Doit-on encore apprendre à certains que la Bretagne n’est tellement pas une vraie région qu’il en faut déjà deux? Est-ce si difficile à beaucoup de concevoir que le Royaume Uni comprend plusieurs peuples, et que c’est en fait le cas de tous les états? C’est pourquoi la langue bretonne dit Bro-C’hall pour la France sans la Bretagne (ni la Corse, l’Alsace-Moselle, ni l’Occitanie, ni la Catalogne, ni la Flandre, ni le Pays basque, à voir pour la Savoie), et elle dit Ar Frañs pour la France avec ses minorités. Je préfère C’hwec’hkogn (Hexagone). Le breton facilite la compréhension du parallèle avec Angleterre versus Royaume Uni.
A ces différents étages d’identités, je pourrais ajouter les locales: ma naissance et mon année et demi en Auvergne ont elles pu m’influencer (à part un goût pour ce type de Montagnes)? Par contre, j’ai eu une forte imprégnation de Paris. Mais si j’ai été marqué par des vacances à la Trinité sur mer, Langoned et le pays de Gourin auront fait à jamais de moi (et de ma compagne et nos enfants) un Langonnetais (mes amis et cousins acquiescent). Chers habitants de Lanvezhon et du pays rennais, excusez que je me sente moins de là, malgré un réel plaisir à y vivre de longs mois par an et croiser tant de gens sympas. De même pour Carnac qui, de plus, me rapproche de mes souvenirs d’enfance et d’autres cousins.
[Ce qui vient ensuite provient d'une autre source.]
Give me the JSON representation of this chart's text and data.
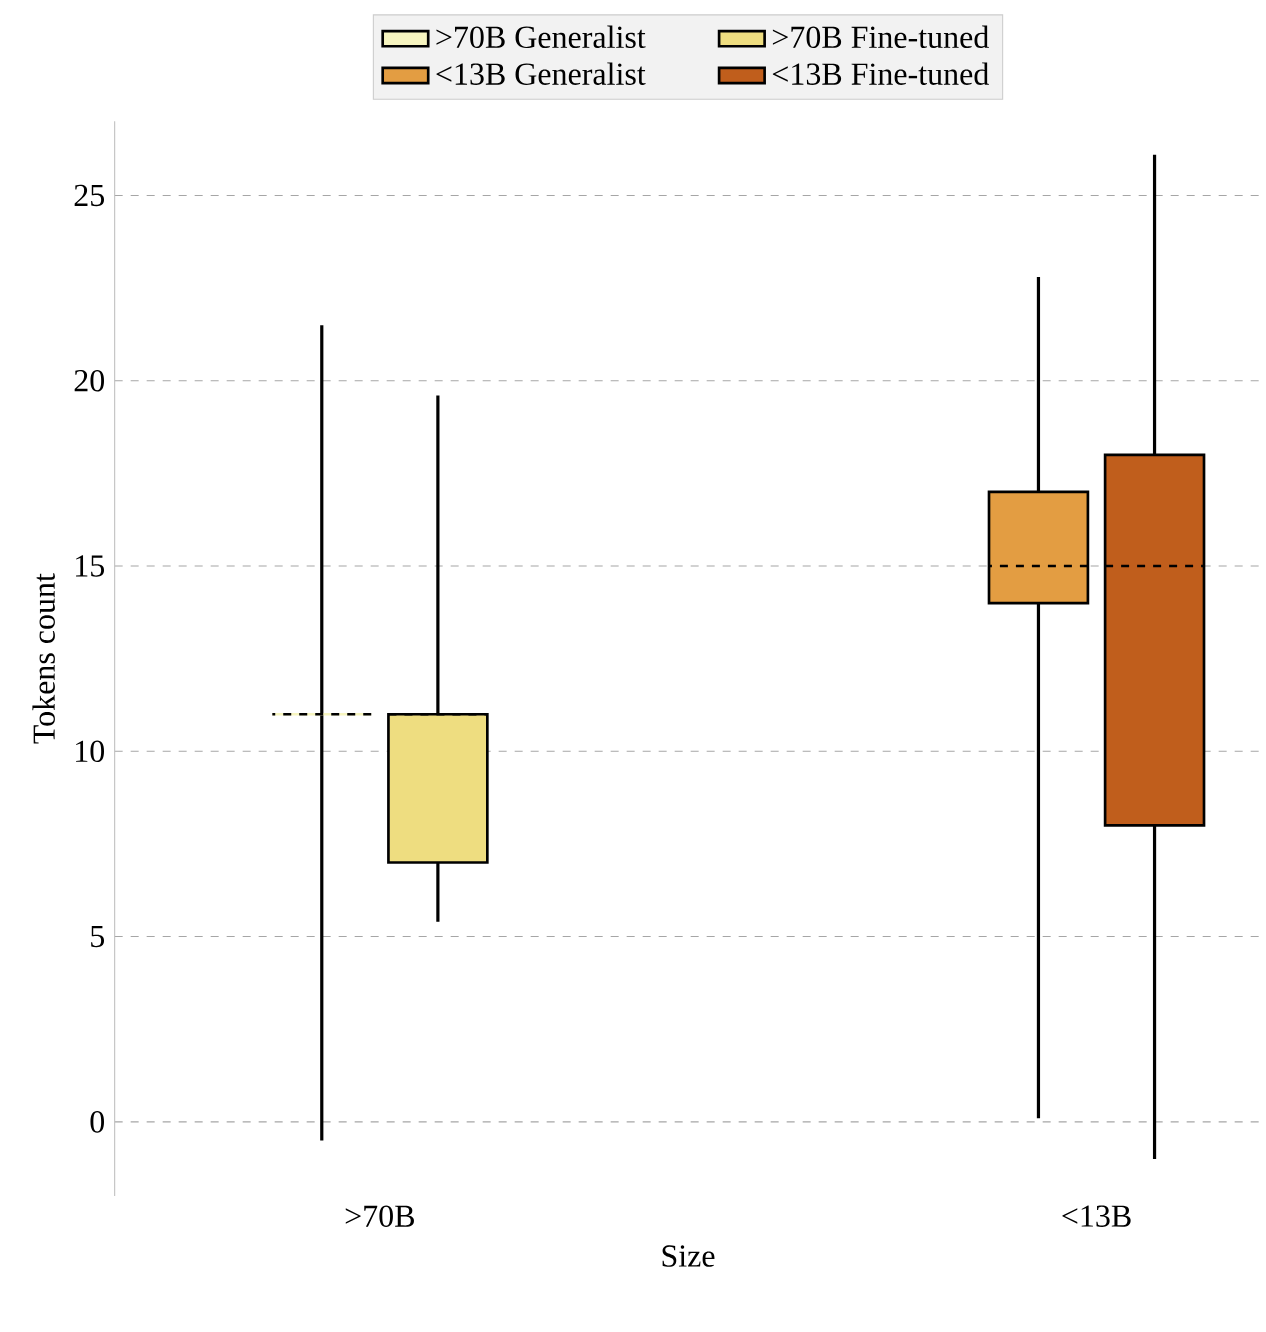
{
  "chart_data": {
    "type": "box",
    "xlabel": "Size",
    "ylabel": "Tokens count",
    "categories": [
      ">70B",
      "<13B"
    ],
    "series": [
      {
        "name": ">70B Generalist",
        "color": "#f7f5c0",
        "boxes": [
          {
            "low": -0.5,
            "q1": 11,
            "median": 11,
            "q3": 11,
            "high": 21.5
          },
          null
        ]
      },
      {
        "name": ">70B Fine-tuned",
        "color": "#eedd80",
        "boxes": [
          {
            "low": 5.4,
            "q1": 7,
            "median": 11,
            "q3": 11,
            "high": 19.6
          },
          null
        ]
      },
      {
        "name": "<13B Generalist",
        "color": "#e39d42",
        "boxes": [
          null,
          {
            "low": 0.1,
            "q1": 14,
            "median": 15,
            "q3": 17,
            "high": 22.8
          }
        ]
      },
      {
        "name": "<13B Fine-tuned",
        "color": "#c05e1c",
        "boxes": [
          null,
          {
            "low": -1,
            "q1": 8,
            "median": 15,
            "q3": 18,
            "high": 26.1
          }
        ]
      }
    ],
    "ylim": [
      -2,
      27
    ],
    "yticks": [
      0,
      5,
      10,
      15,
      20,
      25
    ],
    "grid": "y",
    "legend": "top"
  }
}
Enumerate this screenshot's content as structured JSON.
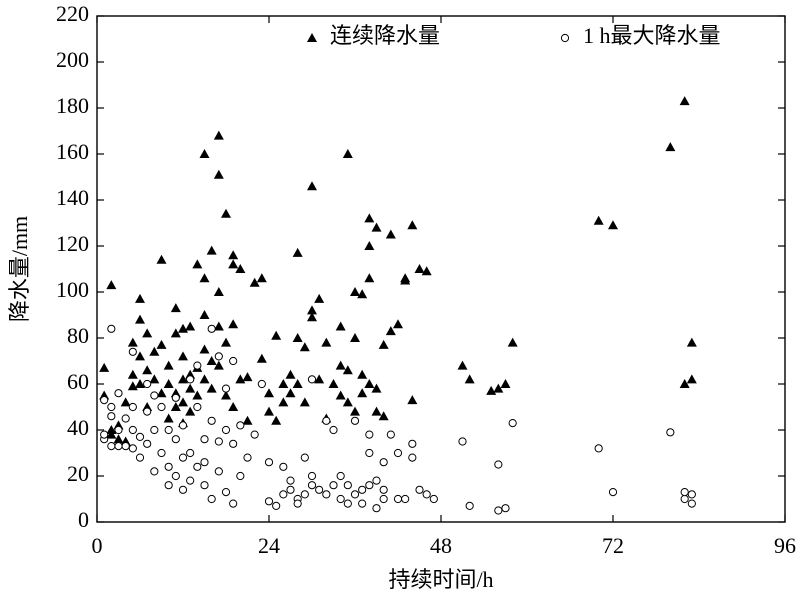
{
  "chart_data": {
    "type": "scatter",
    "x_label": "持续时间/h",
    "y_label": "降水量/mm",
    "xlim": [
      0,
      96
    ],
    "xticks": [
      0,
      24,
      48,
      72,
      96
    ],
    "ylim": [
      0,
      220
    ],
    "yticks": [
      0,
      20,
      40,
      60,
      80,
      100,
      120,
      140,
      160,
      180,
      200,
      220
    ],
    "legend": "top",
    "series": [
      {
        "name": "连续降水量",
        "marker": "triangle",
        "color": "#000000",
        "x": [
          2,
          1,
          1,
          2,
          3,
          2,
          3,
          4,
          4,
          5,
          5,
          5,
          6,
          6,
          6,
          6,
          7,
          7,
          7,
          8,
          8,
          9,
          9,
          9,
          10,
          10,
          10,
          11,
          11,
          11,
          11,
          12,
          12,
          12,
          12,
          12,
          13,
          13,
          13,
          13,
          14,
          14,
          14,
          15,
          15,
          15,
          15,
          15,
          16,
          16,
          16,
          17,
          17,
          17,
          17,
          17,
          18,
          18,
          18,
          19,
          19,
          19,
          19,
          20,
          20,
          21,
          21,
          22,
          23,
          23,
          24,
          24,
          25,
          25,
          26,
          26,
          27,
          27,
          28,
          28,
          28,
          29,
          29,
          30,
          30,
          30,
          31,
          31,
          32,
          32,
          33,
          34,
          34,
          34,
          35,
          35,
          35,
          36,
          36,
          36,
          37,
          37,
          37,
          38,
          38,
          38,
          38,
          39,
          39,
          39,
          40,
          40,
          41,
          41,
          42,
          43,
          43,
          44,
          44,
          45,
          46,
          51,
          52,
          55,
          56,
          57,
          58,
          70,
          72,
          80,
          82,
          82,
          83,
          83
        ],
        "y": [
          103,
          67,
          55,
          38,
          36,
          40,
          42,
          35,
          52,
          59,
          64,
          78,
          97,
          88,
          72,
          60,
          66,
          82,
          50,
          74,
          62,
          114,
          77,
          56,
          68,
          45,
          60,
          56,
          50,
          82,
          93,
          52,
          62,
          72,
          84,
          43,
          64,
          58,
          48,
          85,
          55,
          112,
          67,
          106,
          160,
          90,
          75,
          62,
          118,
          70,
          58,
          168,
          151,
          100,
          85,
          68,
          134,
          78,
          55,
          116,
          112,
          86,
          50,
          110,
          62,
          63,
          44,
          104,
          106,
          71,
          56,
          48,
          81,
          44,
          60,
          52,
          64,
          56,
          117,
          80,
          60,
          76,
          52,
          92,
          89,
          146,
          97,
          62,
          78,
          45,
          60,
          85,
          68,
          55,
          160,
          52,
          66,
          100,
          80,
          48,
          99,
          64,
          56,
          132,
          120,
          106,
          60,
          128,
          58,
          48,
          77,
          46,
          125,
          83,
          86,
          106,
          105,
          129,
          53,
          110,
          109,
          68,
          62,
          57,
          58,
          60,
          78,
          131,
          129,
          163,
          60,
          183,
          62,
          78
        ]
      },
      {
        "name": "1 h最大降水量",
        "marker": "circle",
        "color": "#000000",
        "x": [
          1,
          1,
          1,
          2,
          2,
          2,
          2,
          3,
          3,
          3,
          4,
          4,
          5,
          5,
          5,
          5,
          6,
          6,
          7,
          7,
          7,
          8,
          8,
          8,
          9,
          9,
          10,
          10,
          10,
          11,
          11,
          11,
          12,
          12,
          12,
          13,
          13,
          13,
          14,
          14,
          14,
          15,
          15,
          15,
          16,
          16,
          16,
          17,
          17,
          17,
          18,
          18,
          18,
          19,
          19,
          19,
          20,
          20,
          21,
          22,
          23,
          24,
          24,
          25,
          26,
          26,
          27,
          27,
          28,
          28,
          29,
          29,
          30,
          30,
          30,
          31,
          32,
          32,
          33,
          33,
          34,
          34,
          35,
          35,
          36,
          36,
          37,
          37,
          38,
          38,
          38,
          39,
          39,
          40,
          40,
          40,
          41,
          42,
          42,
          43,
          44,
          44,
          45,
          46,
          47,
          51,
          52,
          56,
          56,
          57,
          58,
          70,
          72,
          80,
          82,
          82,
          83,
          83
        ],
        "y": [
          36,
          38,
          53,
          84,
          50,
          46,
          33,
          56,
          40,
          33,
          45,
          33,
          32,
          74,
          50,
          40,
          37,
          28,
          60,
          34,
          48,
          22,
          40,
          55,
          30,
          50,
          40,
          16,
          24,
          36,
          20,
          54,
          14,
          28,
          42,
          18,
          62,
          30,
          68,
          24,
          50,
          16,
          36,
          26,
          10,
          44,
          84,
          72,
          22,
          35,
          13,
          40,
          58,
          8,
          34,
          70,
          20,
          42,
          28,
          38,
          60,
          9,
          26,
          7,
          24,
          12,
          14,
          18,
          10,
          8,
          28,
          12,
          62,
          16,
          20,
          14,
          44,
          12,
          40,
          16,
          20,
          10,
          8,
          16,
          12,
          44,
          8,
          14,
          38,
          30,
          16,
          6,
          18,
          10,
          14,
          26,
          38,
          10,
          30,
          10,
          28,
          34,
          14,
          12,
          10,
          35,
          7,
          5,
          25,
          6,
          43,
          32,
          13,
          39,
          10,
          13,
          8,
          12
        ]
      }
    ]
  }
}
Je trouve important de redire ici une chose me paraissant bien claire et tellement peu diffusée. En schématisant à peine, l’humanité se partage à moitié entre tenants d’une identité plutôt mono, et une autre moitié « A cheval ». Comme dans à peu près tous les états, il y a, sur le territoire européen de la république française (l’Hexagone), une moitié de la population se rattachant à une identité qu’on pourrait dire « franco-française« . Une autre moitié est à cheval sur un pont, sur une passerelle: ce sont les Bretons-Bretonnes, comme sept autres minorités nationales, où les gens ont réellement une double appartenance, intermédiaire entre la « Franco-France » ou la (plus élégante) Francie et des pays européens voisins. Il y a aussi, dans cette moitié, des personnes de double appartenance non territoriale, se perpétuant depuis de multiples générations, ou bien des immigrés plus ou moins récents. Tous ces gens forment cette moitié (ou une peu plus?) de « bi-nationaux » (non officialisés). Admettre ou non le factuel n’est pas une option. Comment ne pas faire avec la réalité? Cette réalité, une fois admise, est source de positivité, de créativité, et, parfaitement assumée, devient même pacifiante. La culture franco-jacobine, soi-disant universaliste, plutôt autruche, donne surtout peur que la moindre référence à ces différences ne mènent tout droit à ce qu’elle appelle « communautarisme », voire à des idéologies ou pratiques racistes. Cela provient essentiellement de la vieille confusion, dont on a tant de mal à se défaire, confusion entre différence horizontale (égalitaire) et différence verticale (hiérarchique).